Hayal Bilgisi’nden Şiirler
hüvel baki, Allah yar, hüseyin çölün sultanı
vuruldukça savrulur kerbela ırmağının kanı
su uyur kum tepeleri uçarak geçer çölü
gözyaşları doldurmaz acıdan kuruyan gölü
her adımda çoğalır kumun dinmeyen susuzluğu
kaçak bakışlara emanettir gecenin uykusuzluğu
Akif Dut
hem kanıyla hem canıyla
vuruşuyor düşmanıyla
direnişi imanıyla
sağlıyor nazlı filistin
gül ümmetin gözbebeği
çocuklar cennet çiçeği
yetiş ey rahmet meleği
ağlıyor nazlı filistin
yarasını ümit ile
bağlıyor nazlı filistin
Bestami Yazgan
hüzünden yana buğulu aynalar
terlemiş kabusların sarmasına denk
sakın dönme arkana için için ses
ömrümün prangasından özgürlüğüm koptu
tohumsuz bedenin vicdan sesi
kırıntı için öten kuşların sesine denk
toprağa bakarsan gözü tok
ömrümün savaşlarından zaferler koptu
Ayşe Arıkan
oy nasıl güzeldi
çiçekli sekiz parçalı elbisen
açıldı
hayat bahçemin ufuktaki çit kapısı
sen çıktın bir şeycik demeden
gölgen sıra nevruz
davetsiz girdi içeri o cüsseli imha
meyveye durmuş sevinçlerimde balta izi
Kazım Gök
sonsuz bir âlemin kapısında
bedenlerini ayakları altına alan nazarlar
yıldızlara yükseliyor kanatsız
tüyden hafif manalar kulakları okşayarak
damla damla kaybolurken derinliklerinde
kas katı kesilmiş demir yüklü dudaklar
Mehmet Çakat
beni burda bırakma
kalırsam bu yarayla, sana çabuk gelirim
nasıl tutar ellerimden sensiz doğan güneş
ay, gecemi nasıl sıvazlar
boğulur nefesim artık her yirmi üç aralık’ta
o gün sendin dünyama bir güneş gibi doğan
doğdun, içimde kelebekler uçuştu
geldin, durgun ırmaklarım ummana koştu
güldün, bütün mevsimler bahara dönüştü
gittin ah! içimde ummanlar tutuştu
Mehmet Osmanoğlu
sana, bana yakın zaferler vadet demiyorum
ama taşı annesiz kalmış nefeslerin rüzgarlarını
bir intifada müjdesi taşı
balıkçıların ağlarına sal tarihin uzuvlarını
sen bana bakma
ben kıramadım zamanın akrep ve yelkovanını
muallakta nurlanan bir kayanın dahi
hesabının sorulacağı demi bekleyedursun
her kul
dul kalmış topraklar adına biz erimeliyiz
Muhammet Baran Aslan
Güfte Edebiyat, Sayı:17
17. sayısı ile karşımızda Güfte Edebiyat. Çalışmaları ile özgün bir hava yakalamaya çalışan bir dergi olarak yol almaya devam eden dergi dosya konuları ile bu duruşunu pekiştiriyor. Dosya konusu, söyleşiler, öyküler, şiirler ile Türkçenin ulu ve gür sesini tüm dünyaya duyurma konusunda kararlı bir dergi olduğunu gösteriyor Güfte Edebiyat.

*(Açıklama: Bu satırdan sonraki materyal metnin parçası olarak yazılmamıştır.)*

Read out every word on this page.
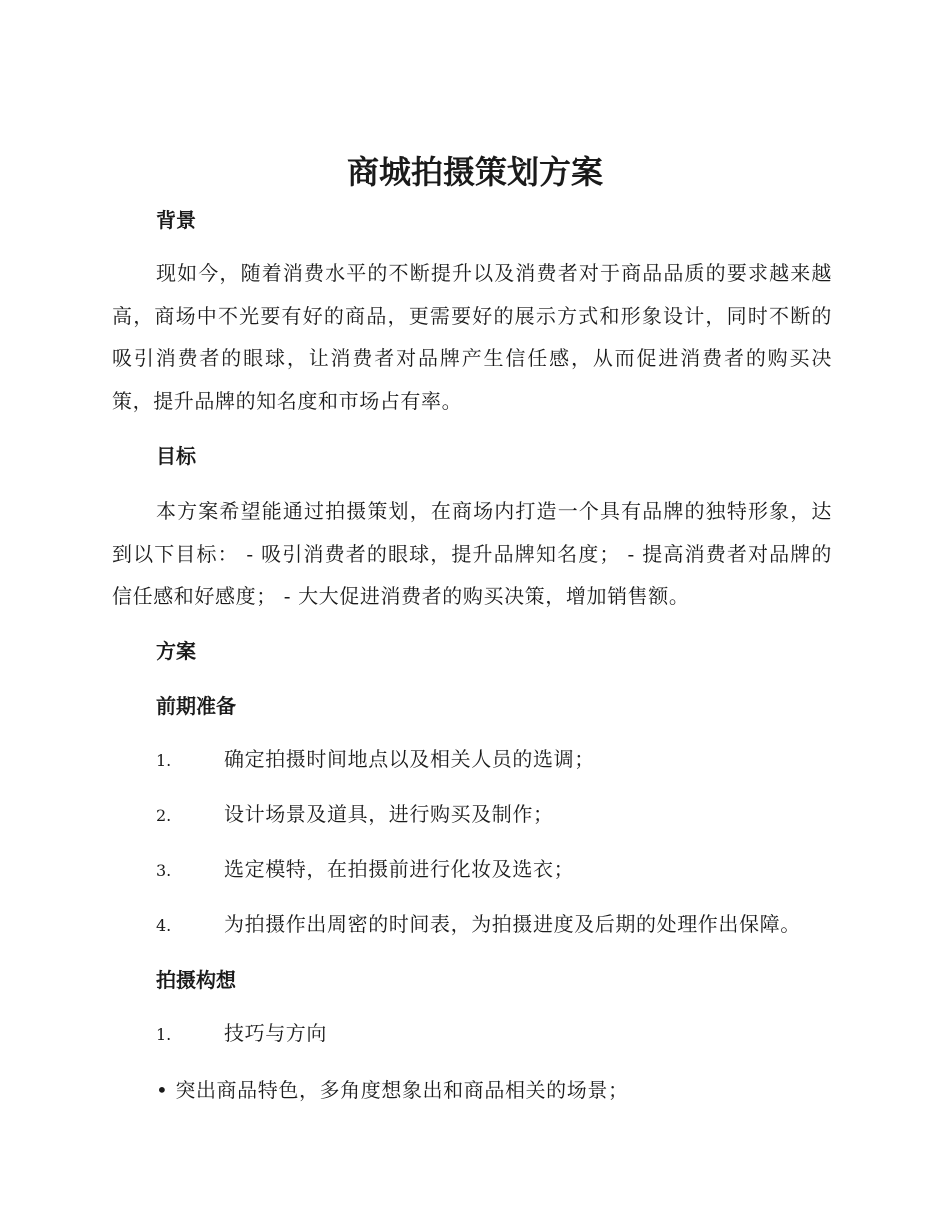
商城拍摄策划方案
背景

现如今，随着消费水平的不断提升以及消费者对于商品品质的要求越来越高，商场中不光要有好的商品，更需要好的展示方式和形象设计，同时不断的吸引消费者的眼球，让消费者对品牌产生信任感，从而促进消费者的购买决策，提升品牌的知名度和市场占有率。

目标

本方案希望能通过拍摄策划，在商场内打造一个具有品牌的独特形象，达到以下目标： - 吸引消费者的眼球，提升品牌知名度； - 提高消费者对品牌的信任感和好感度； - 大大促进消费者的购买决策，增加销售额。

方案
前期准备
1.	确定拍摄时间地点以及相关人员的选调；
2.	设计场景及道具，进行购买及制作；
3.	选定模特，在拍摄前进行化妆及选衣；
4.	为拍摄作出周密的时间表，为拍摄进度及后期的处理作出保障。
拍摄构想
1.	技巧与方向

• 突出商品特色，多角度想象出和商品相关的场景；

Bu sayının dosya konusu kaset. Daha da net bir ifade ile söyleyecek olursak; kasetli zamanların huzuru, ruha ferahlık veren halleri. Kaset dendiğinde içinde bir ses çınlayanların gözünde 80’li, 90’lı yılların siyah beyaz görüntüsü mutlaka geçmiştir. Hani denir ya türkü söyleyen, dinleyen adamdan zarar gelmez diye; kaset dendiğinde içi cızz edenler de güzel insanlardır vesselam. Bizlerin o günlere gitmesine vesile olan dergi ekibine teşekkürlerimi iletiyorum.
Dosya konusundan altını çizdiğim satırları paylaşacağım.
Mustafa Uçurum – Karışık Kaset
“Kasetlerle tanışmam ilkokul yıllarıma rastlar. 80’li yılların başı. Evimizde sadece radyo vardı. Genelde de Polis Radyosu dinlerdik. Arabesk şarkılar ardı ardına evimizin içini doldururdu. Müslüm Gürses, Hakkı Bulut, Kenan Temiz, Ferdi Tayfur, Malatyalı Fahri, Orhan Gencebay, Bergen, Kibariye, Kamuran Akkor…”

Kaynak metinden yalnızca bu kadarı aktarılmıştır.